Starting this fall, Lauren will be a postdoctoral fellow in clinical ethics at Albany Medical College, where she will be working directly with medical professionals, and patients and their families. What made her a strong candidate for the position? According to Lauren, her expertise in moral philosophy remained a core expectation, but the sum of her experiences beyond her PhD program allowed her to distinguish herself. The range of her service work and her engagements with different populations on campus convinced the hiring committee that she could work well with people beyond academia, demonstrate empathy, and translate her research expertise in ways that would be impactful.

What would it look like if PhD programs responded to this emerging reality that the most valuable professional development experiences for a substantial percentage of graduates (even those remaining in academia) are increasingly extradepartmental and sometimes extracurricular? How might this recognition transform the intellectual worlds and experiences that PhD programs curate for their own students, and help bring about a truly student-centered culture of doctoral education?

Works Cited

“The Cost of Opportunity? Higher Education in the Baixada Fluminense (2017–2018).” Duke University / Bass Connections, bassconnections.duke.edu/project-teams/cost-opportunity-higher-education-baixada-fluminense-2017-2018.

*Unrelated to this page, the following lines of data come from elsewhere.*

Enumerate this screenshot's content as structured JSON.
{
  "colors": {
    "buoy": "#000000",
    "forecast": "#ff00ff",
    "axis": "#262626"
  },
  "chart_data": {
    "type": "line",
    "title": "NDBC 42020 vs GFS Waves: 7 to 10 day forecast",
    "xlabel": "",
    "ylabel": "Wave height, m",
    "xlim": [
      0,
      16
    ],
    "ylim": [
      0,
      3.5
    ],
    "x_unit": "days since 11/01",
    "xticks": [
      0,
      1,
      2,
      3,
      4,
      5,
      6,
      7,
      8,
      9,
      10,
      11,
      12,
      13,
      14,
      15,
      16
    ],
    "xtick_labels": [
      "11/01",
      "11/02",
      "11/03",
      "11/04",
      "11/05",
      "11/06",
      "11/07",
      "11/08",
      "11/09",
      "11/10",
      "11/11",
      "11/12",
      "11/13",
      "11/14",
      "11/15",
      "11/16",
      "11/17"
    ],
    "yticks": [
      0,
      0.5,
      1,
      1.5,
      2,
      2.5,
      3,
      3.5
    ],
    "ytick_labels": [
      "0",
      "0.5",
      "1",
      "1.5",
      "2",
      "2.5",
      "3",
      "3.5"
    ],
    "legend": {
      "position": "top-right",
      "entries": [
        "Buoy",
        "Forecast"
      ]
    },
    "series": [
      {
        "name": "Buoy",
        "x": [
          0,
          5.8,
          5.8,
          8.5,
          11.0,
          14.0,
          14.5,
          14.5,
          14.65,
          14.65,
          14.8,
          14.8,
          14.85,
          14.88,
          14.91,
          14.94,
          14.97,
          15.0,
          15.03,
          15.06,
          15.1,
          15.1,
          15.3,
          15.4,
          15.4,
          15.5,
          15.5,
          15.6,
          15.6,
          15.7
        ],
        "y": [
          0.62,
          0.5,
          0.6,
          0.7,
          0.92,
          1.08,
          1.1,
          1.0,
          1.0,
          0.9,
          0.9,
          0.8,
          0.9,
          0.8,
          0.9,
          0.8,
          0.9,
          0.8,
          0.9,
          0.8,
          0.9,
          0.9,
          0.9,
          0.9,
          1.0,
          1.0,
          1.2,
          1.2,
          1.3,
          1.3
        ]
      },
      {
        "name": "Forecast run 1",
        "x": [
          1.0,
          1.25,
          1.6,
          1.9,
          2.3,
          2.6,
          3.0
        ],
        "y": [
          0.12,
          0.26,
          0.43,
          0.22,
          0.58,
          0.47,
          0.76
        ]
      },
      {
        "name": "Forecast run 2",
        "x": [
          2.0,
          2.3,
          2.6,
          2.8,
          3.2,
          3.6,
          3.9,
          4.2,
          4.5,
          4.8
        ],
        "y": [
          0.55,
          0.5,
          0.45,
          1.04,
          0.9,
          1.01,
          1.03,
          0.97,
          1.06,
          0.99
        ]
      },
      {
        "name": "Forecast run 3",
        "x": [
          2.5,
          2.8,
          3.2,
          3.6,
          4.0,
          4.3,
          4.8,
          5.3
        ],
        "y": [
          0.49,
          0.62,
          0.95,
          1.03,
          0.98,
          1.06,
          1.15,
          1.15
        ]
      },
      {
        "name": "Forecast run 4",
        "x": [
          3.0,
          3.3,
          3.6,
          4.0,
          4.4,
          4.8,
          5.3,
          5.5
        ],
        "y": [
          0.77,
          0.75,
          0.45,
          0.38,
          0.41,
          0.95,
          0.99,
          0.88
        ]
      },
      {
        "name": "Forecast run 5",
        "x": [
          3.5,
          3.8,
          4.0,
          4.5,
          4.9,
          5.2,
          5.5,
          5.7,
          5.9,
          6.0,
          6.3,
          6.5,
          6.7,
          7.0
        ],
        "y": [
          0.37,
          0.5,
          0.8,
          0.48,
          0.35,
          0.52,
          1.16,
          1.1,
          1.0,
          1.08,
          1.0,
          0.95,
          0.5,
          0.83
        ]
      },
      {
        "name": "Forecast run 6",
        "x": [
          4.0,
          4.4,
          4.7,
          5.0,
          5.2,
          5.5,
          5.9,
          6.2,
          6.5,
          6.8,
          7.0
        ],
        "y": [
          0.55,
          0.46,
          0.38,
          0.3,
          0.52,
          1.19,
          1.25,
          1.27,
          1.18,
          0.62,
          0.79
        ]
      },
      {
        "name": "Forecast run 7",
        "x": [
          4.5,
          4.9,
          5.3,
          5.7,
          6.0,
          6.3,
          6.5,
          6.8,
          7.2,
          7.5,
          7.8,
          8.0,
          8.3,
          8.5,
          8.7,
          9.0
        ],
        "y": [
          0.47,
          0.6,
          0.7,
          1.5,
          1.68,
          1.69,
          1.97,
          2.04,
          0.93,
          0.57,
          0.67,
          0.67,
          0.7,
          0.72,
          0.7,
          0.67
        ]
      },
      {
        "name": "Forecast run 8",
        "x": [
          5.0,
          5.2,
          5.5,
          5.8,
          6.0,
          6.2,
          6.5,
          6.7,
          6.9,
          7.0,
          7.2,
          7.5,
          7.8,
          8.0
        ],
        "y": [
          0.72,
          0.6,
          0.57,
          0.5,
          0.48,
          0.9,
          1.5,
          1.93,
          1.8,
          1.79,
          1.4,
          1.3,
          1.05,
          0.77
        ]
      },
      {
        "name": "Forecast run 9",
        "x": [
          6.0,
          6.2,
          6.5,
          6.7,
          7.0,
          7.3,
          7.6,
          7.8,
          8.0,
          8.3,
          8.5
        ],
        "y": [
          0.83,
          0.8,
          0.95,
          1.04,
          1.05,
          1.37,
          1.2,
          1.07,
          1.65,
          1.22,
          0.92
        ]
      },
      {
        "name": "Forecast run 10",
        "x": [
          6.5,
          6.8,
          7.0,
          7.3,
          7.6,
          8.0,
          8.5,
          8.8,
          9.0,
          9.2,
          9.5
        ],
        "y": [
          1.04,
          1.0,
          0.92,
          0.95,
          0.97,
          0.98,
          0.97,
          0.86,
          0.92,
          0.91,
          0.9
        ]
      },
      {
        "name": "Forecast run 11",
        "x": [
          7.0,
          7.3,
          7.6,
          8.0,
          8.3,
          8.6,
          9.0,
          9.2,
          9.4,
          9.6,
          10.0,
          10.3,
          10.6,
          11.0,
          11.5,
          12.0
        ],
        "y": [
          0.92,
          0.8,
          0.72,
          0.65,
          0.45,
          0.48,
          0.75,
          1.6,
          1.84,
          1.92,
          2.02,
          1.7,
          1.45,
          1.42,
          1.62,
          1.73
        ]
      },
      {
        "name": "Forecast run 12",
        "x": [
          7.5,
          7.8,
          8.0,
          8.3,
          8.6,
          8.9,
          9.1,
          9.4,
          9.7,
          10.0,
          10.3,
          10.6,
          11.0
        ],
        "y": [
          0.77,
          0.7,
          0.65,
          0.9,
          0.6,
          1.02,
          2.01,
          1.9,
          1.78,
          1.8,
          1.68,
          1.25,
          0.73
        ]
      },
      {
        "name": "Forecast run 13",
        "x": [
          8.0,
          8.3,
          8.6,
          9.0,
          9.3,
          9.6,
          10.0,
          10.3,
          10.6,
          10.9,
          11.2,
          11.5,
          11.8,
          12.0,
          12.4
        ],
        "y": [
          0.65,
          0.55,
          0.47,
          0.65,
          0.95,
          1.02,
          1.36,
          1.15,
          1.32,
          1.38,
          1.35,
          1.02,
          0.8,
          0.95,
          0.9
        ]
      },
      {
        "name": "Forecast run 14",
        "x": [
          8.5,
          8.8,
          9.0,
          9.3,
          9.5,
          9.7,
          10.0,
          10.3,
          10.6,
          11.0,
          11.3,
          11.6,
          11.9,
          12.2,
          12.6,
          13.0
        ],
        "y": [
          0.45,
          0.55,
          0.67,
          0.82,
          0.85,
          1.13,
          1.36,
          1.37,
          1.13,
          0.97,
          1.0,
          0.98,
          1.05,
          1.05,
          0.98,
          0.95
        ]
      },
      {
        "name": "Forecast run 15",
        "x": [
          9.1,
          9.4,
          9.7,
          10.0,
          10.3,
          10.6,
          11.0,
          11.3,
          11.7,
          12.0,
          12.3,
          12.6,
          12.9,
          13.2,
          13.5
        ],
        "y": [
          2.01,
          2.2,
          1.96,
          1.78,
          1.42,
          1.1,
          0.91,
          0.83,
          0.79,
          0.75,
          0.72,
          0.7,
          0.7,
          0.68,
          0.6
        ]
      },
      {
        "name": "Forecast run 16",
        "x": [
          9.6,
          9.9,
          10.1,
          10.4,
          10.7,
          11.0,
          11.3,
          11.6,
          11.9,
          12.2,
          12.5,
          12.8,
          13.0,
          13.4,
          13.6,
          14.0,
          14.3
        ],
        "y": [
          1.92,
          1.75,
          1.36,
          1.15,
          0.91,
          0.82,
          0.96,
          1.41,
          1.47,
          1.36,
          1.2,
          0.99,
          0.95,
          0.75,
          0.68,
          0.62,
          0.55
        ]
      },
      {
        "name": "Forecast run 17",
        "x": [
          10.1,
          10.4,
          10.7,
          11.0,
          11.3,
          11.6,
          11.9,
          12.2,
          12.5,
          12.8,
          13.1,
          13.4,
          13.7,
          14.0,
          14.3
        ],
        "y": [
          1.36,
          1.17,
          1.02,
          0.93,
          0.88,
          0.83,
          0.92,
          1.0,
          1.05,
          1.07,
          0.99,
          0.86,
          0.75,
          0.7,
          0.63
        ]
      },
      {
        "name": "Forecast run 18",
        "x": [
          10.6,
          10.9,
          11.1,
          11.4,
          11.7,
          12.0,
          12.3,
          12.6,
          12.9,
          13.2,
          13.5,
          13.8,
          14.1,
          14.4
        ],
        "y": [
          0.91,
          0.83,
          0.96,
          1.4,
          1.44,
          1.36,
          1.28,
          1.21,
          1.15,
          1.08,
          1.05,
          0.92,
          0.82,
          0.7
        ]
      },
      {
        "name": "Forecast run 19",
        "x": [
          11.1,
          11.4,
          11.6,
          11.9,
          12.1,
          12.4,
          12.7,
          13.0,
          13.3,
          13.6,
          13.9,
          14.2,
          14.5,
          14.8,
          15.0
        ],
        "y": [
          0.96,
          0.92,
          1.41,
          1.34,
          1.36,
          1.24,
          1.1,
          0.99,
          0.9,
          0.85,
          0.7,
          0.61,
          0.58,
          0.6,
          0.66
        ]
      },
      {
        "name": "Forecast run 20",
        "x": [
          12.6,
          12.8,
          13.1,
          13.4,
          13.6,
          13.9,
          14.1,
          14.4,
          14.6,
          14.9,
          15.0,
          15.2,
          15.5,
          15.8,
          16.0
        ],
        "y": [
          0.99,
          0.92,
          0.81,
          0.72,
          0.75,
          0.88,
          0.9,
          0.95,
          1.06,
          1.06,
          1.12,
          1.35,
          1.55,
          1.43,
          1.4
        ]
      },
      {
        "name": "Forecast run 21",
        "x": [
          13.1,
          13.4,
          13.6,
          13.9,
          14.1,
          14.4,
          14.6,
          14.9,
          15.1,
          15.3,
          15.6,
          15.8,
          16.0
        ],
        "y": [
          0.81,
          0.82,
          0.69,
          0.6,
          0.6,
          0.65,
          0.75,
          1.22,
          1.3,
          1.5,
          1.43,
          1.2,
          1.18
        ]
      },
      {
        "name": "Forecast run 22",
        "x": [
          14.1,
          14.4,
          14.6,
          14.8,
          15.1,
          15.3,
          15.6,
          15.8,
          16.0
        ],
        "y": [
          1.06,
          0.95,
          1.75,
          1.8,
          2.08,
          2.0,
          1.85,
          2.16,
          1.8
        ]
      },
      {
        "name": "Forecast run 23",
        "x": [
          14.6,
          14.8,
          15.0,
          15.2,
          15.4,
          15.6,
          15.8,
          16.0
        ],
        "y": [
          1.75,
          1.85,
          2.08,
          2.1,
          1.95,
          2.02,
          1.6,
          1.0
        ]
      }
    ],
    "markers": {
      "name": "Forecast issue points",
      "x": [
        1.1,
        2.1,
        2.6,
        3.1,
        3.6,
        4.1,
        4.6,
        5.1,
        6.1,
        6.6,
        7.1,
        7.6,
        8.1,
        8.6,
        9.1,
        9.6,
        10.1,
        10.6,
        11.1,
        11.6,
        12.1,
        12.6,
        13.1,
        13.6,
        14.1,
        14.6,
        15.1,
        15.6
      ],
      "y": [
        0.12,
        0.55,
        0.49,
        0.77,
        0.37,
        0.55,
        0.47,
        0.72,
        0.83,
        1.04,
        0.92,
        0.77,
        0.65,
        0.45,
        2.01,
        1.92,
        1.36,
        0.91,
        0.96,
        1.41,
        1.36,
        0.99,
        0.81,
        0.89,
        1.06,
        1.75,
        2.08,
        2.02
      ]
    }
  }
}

“Duke Humanities Ph.D. Alumni Directory.” Duke / Versatile Humanists, versatilehumanists.duke.edu/alumni-directory/.

“Study the Humanities: Make the Case.” National Humanities Alliance, www.studythehumanities.org/.

“Transforming Alzheimer’s Disease Care through Integrating Caregivers (2018–2019).” Duke University / Bass Connections, bassconnections.duke.edu/project-teams/transforming-alzheimers-disease-care-through-integrating-caregivers-2018-2019.

Young, Ashley Rose. “Serving Up Food History at the Smithsonian.” Duke University / Versatile Humanists, 5 Sept. 2017, versatilehumanists.duke.edu/2017/09/05/serving-up-food-history-at-the-smithsonian/.